STAT | $2.5 billion – The amount independent developers in Microsoft’s ID@Xbox program have collectively earned since its inception in 2013.
STAT | $27 billion – The amount of money Tencent brought in from games in 2021. That’s more than Sony ($24.8 billion), Nintendo ($16 billion), or Microsoft (about $15.3 billion) reported for their last fiscal years.
STAT | $16 billion – The amount of money Nintendo brought in in its fiscal 2021.
QUOTE | “Never on my watch!” – Jason Slama, the game director on CD Projekt’s next Witcher title, commits to treat employees well in reply to a Twitter user who said Slama’s recruitment post forgot to mention “the sign-on bonus of horrible crunch and being treated like a dog,” referencing CD Projekt’s history of mandatory crunch, even after adopting a non-obligatory crunch policy. Here’s hoping Slama’s word is worth more than his employer’s.
QUOTE | “Ubisoft enjoyed working with MGP Live and its talented musicians, experts of the symphonic space, whose musical arrangement and artistic performances helped bring this unique experience to life, delivering an emotional and nostalgic journey to the audience.” – Ubisoft, in announcing this week that it has settled its dispute with the original production company of the Assassin’s Creed symphonic concerts.

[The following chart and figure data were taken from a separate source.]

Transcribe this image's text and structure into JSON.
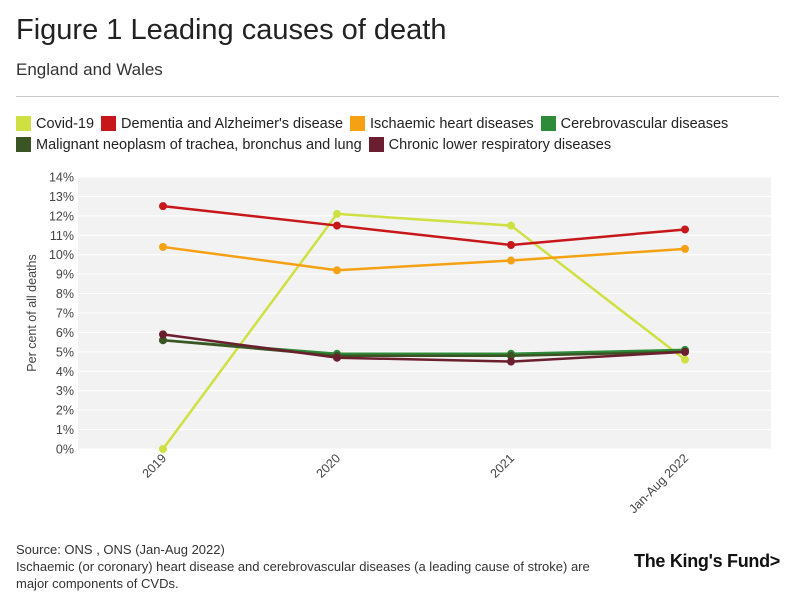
{
  "header": {
    "title": "Figure 1 Leading causes of death",
    "subtitle": "England and Wales"
  },
  "legend": [
    {
      "label": "Covid-19",
      "color": "#cfe043"
    },
    {
      "label": "Dementia and Alzheimer's disease",
      "color": "#c8171b"
    },
    {
      "label": "Ischaemic heart diseases",
      "color": "#f6a114"
    },
    {
      "label": "Cerebrovascular diseases",
      "color": "#2e8b3a"
    },
    {
      "label": "Malignant neoplasm of trachea, bronchus and lung",
      "color": "#3b5423"
    },
    {
      "label": "Chronic lower respiratory diseases",
      "color": "#6b1e2e"
    }
  ],
  "chart_data": {
    "type": "line",
    "title": "Figure 1 Leading causes of death",
    "subtitle": "England and Wales",
    "xlabel": "",
    "ylabel": "Per cent of all deaths",
    "x": [
      "2019",
      "2020",
      "2021",
      "Jan-Aug 2022"
    ],
    "ylim": [
      0,
      14
    ],
    "yticks": [
      "0%",
      "1%",
      "2%",
      "3%",
      "4%",
      "5%",
      "6%",
      "7%",
      "8%",
      "9%",
      "10%",
      "11%",
      "12%",
      "13%",
      "14%"
    ],
    "series": [
      {
        "name": "Covid-19",
        "color": "#cfe043",
        "values": [
          0,
          12.1,
          11.5,
          4.6
        ]
      },
      {
        "name": "Dementia and Alzheimer's disease",
        "color": "#c8171b",
        "values": [
          12.5,
          11.5,
          10.5,
          11.3
        ]
      },
      {
        "name": "Ischaemic heart diseases",
        "color": "#f6a114",
        "values": [
          10.4,
          9.2,
          9.7,
          10.3
        ]
      },
      {
        "name": "Cerebrovascular diseases",
        "color": "#2e8b3a",
        "values": [
          5.6,
          4.9,
          4.9,
          5.1
        ]
      },
      {
        "name": "Malignant neoplasm of trachea, bronchus and lung",
        "color": "#3b5423",
        "values": [
          5.6,
          4.8,
          4.8,
          5.0
        ]
      },
      {
        "name": "Chronic lower respiratory diseases",
        "color": "#6b1e2e",
        "values": [
          5.9,
          4.7,
          4.5,
          5.0
        ]
      }
    ]
  },
  "footer": {
    "source": "Source: ONS , ONS (Jan-Aug 2022)",
    "note": "Ischaemic (or coronary) heart disease and cerebrovascular diseases (a leading cause of stroke) are major components of CVDs.",
    "logo": "The King's Fund>"
  }
}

QUOTE | “MGP failed to comply with the quality standard set out in Article 4.1 of the Symphonic Show License. Ubisoft informed MGP that it was failing to meet the quality standard under the contract in numerous written communications, including via emails dated April 26, 2019, July 2, 2019, September 2, 2019, September 23, 2019, October 14, 2019, October 23, 2019, November 15, 2019 and December 18, 2019. Despite such communications, MGP was never able to meet the quality standard set forth in the Symphonic Show License, thereby breaching Article 4.1 of that contract.” – Ubisoft, in a February lawsuit that was much less complementary toward its former business partner.